El proyecto todavía no tiene definido exactamente qué forma tendrá el monumento (y es probable que sea mejor no saberlo hasta que esté terminado), pero la intención está clarísima: usar el terreno que poseen como una forma permanente de trolleo geográfico y artístico.
Desde el punto de vista tecnológico, el caso vuelve a poner sobre la mesa el choque de egos entre figuras de Silicon Valley y el poder que tienen las marcas culturales para responder. Musk, que controla SpaceX, Tesla, X y xAI, transforma industrias enteras, pero también genera reacciones viscerales. Cards Against Humanity, que nunca se destacó por su corrección política, encontró la manera perfecta de capitalizar esa polarización.
En Argentina, donde tanto Musk como el juego tienen seguidores acérrimos, la noticia ya genera debates en redes. Algunos lo ven como una pérdida de tiempo infantil, otros como una forma creativa de resistencia cultural. Lo cierto es que, en un país donde el humor negro es deporte nacional, la movida de la compañía resuena más de lo que uno podría esperar.

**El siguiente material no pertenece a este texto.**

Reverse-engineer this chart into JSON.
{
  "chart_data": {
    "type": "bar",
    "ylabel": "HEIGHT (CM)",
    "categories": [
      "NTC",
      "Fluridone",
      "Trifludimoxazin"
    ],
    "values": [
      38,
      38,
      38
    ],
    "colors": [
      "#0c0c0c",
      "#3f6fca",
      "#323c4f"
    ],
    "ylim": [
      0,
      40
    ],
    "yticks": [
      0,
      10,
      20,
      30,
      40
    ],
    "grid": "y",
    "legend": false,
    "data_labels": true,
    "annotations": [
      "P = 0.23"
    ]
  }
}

Por ahora, el proyecto sigue en etapa de recaudación. Si logran el objetivo, el “monumento al sad little bitch” se convertirá en una atracción turística involuntaria para todos los que visitan Boca Chica. Y Elon, que nunca se queda callado, seguramente ya tiene preparada alguna respuesta en X.
¿Es arte? ¿Es una boludez? ¿Es marketing genial? Probablemente las tres cosas al mismo tiempo. Lo que está claro es que 2026 ya arrancó con una nueva batalla de memes que se va a materializar en concreto y acero en medio del desierto texano.